The car experts at TheCarConnection.com studied Web reviews of the new 2008 BMW X5 to bring you this conclusive review. TheCarConnection.com's editors also drove the 2008 BMW X5 to bring you more details on its performance, styling, features, safety, and quality to help you decide which reviews to trust and to explain why other reviews of the new BMW X5 might have differing opinions.

The 2008 BMW X5 carries on the German automaker's sport-utility brand after receiving an extensive redo last year. The BMW X5 is now larger and more powerful than before, and it has a different face to show the world.

The base engine is a 3.0-liter, 260-horsepower six-cylinder, while the optional 4.8-liter V-8 makes 350 horsepower. Both use a six-speed automatic transmission to get power to all four wheels via standard all-wheel drive. And both versions will accelerate to 60 mph in 8 seconds or less, even though they're heavy vehicles that can tow up to 6,000 pounds.
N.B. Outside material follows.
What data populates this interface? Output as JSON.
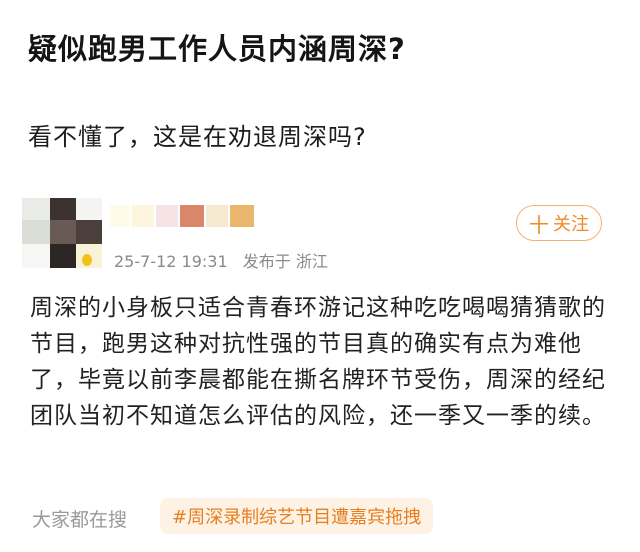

Exterior styling hasn't changed much even with last year's improvements, and the X5 was never one of the most handsome vehicles in its class, anyway--but it is inoffensive. Inside, it's fairly austere and decked out with gadgets like the infuriating iDrive controller that operates the audio, navigation, and climate controls. The 2008 BMW X5 is also capable of transporting seven passengers, now that BMW's fitted a third-row seat to its interior, and interior room is good for all occupants now.

The X5's handling and ride have been improved. The automatic shifts with authority, but is smooth at cruising speeds and in Sport mode alike. With or without the optional Sport package (which adds 19-inch wheels, run-flat all-season tires, and BMW's AdaptiveDrive stability and automatic damping control system), anything like legal speed driving doesn't begin to challenge the X5's composure. And if you keep leaning on it, the X5 leans right back, with the all-wheel-drive and electronic stability-enhancing systems always maintaining an even keel.

The 2008 BMW X5 scores high with federal and insurance-industry crash tests, earning mostly five-star ratings, save for a four-star side-passenger impact rating and a four-star rollover rating. It earns the Insurance Institute for Highway Safety's Top Safety Pick award.